Ypres - Death and Commemoration

In July 1917 his unit was ordered north to the Ypres salient. Even there, amid the horrors of the front line, he was moved in a lull in the bombardment by the sound of a robin, which inspired his poem “Home”. The third battle of Ypres (in which up to 135,000 British and dominion troops may have been killed over three months) began on 31 July. Ledwidge was kept in reserve, where he was engaged in road-making. Later that day, having attended confession the night before and received Holy Communion that morning from his Jesuit chaplain, he was caught by long-range German artillery fire and killed instantly. He was buried close by in Artillery Wood cemetery, Boesinghe (Boezinge), poignantly near to the grave of Ellis Humphrey Evans, alias “Hedd Wyn”, a leading contemporary Welsh poet, who was killed on the same day, at almost the same age.
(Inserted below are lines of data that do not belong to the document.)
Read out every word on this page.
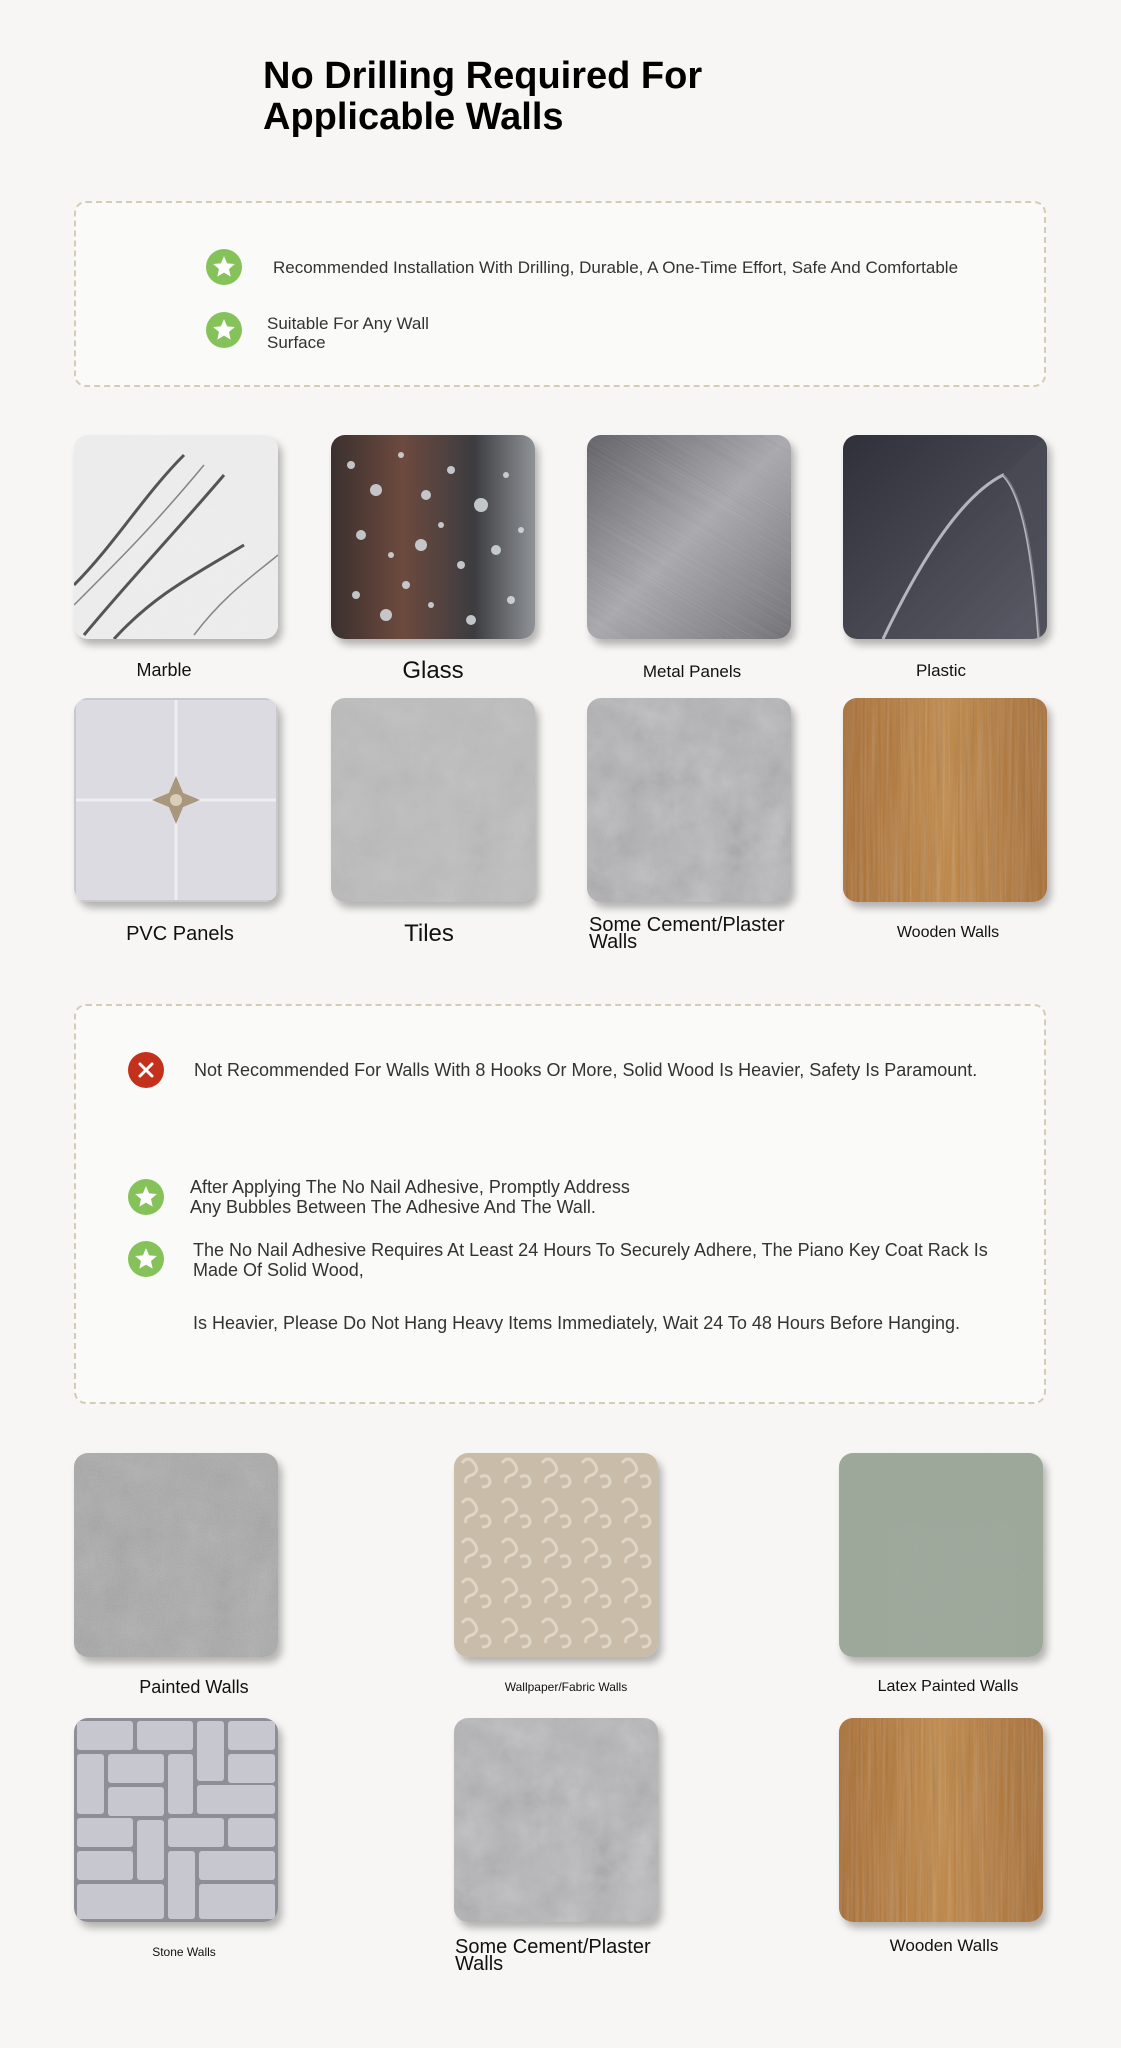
No Drilling Required For Applicable Walls
Recommended Installation With Drilling, Durable, A One-Time Effort, Safe And Comfortable
Suitable For Any Wall Surface
Marble	Glass	Metal Panels	Plastic
PVC Panels	Tiles	Some Cement/Plaster Walls	Wooden Walls
Not Recommended For Walls With 8 Hooks Or More, Solid Wood Is Heavier, Safety Is Paramount.
After Applying The No Nail Adhesive, Promptly Address Any Bubbles Between The Adhesive And The Wall.
The No Nail Adhesive Requires At Least 24 Hours To Securely Adhere, The Piano Key Coat Rack Is Made Of Solid Wood,
Is Heavier, Please Do Not Hang Heavy Items Immediately, Wait 24 To 48 Hours Before Hanging.
Painted Walls	Wallpaper/Fabric Walls	Latex Painted Walls
Stone Walls	Some Cement/Plaster Walls
Wooden Walls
Ledwidge’s posthumously published Songs of peace (1917) contains his wartime poems as well as his elegy for MacDonagh. Last songs (1918) and Complete poems (1924) were edited by Lord Dunsany. In the 1970s Ledwidge received renewed attention with the publication of Alice Curtayne’s (qv) biography, a revised edition of his Complete poems, and Seamus Heaney’s elegy for Ledwidge (Field work, 1979) in which he is described as “our dead enigma”. Heaney provided a foreword to a new edition of Ledwidge’s Selected poems which appeared in 1993. Against a background of growing interest in Ireland’s involvement in the Great War, Ledwidge received further recognition in the unveiling of a memorial in the Island of Ireland Peace Park at Messines (Mesen), Belgium, on which is inscribed lines from his “Soliloquy”:

 

It is too late now to retrieve
A fallen dream, too late to grieve
A name unmade, but not too late
To thank the gods for what is great;
A keen-edged sword, a soldier’s heart,
Is greater than a poet’s art.
And greater than a poet’s fame
A little grave that has no name.

 
A further monument to him was unveiled at the National War Memorial at Islandbridge, Dublin, in 2005. The Ledwidge Museum at Slane holds correspondence, manuscript poems, and memorabilia.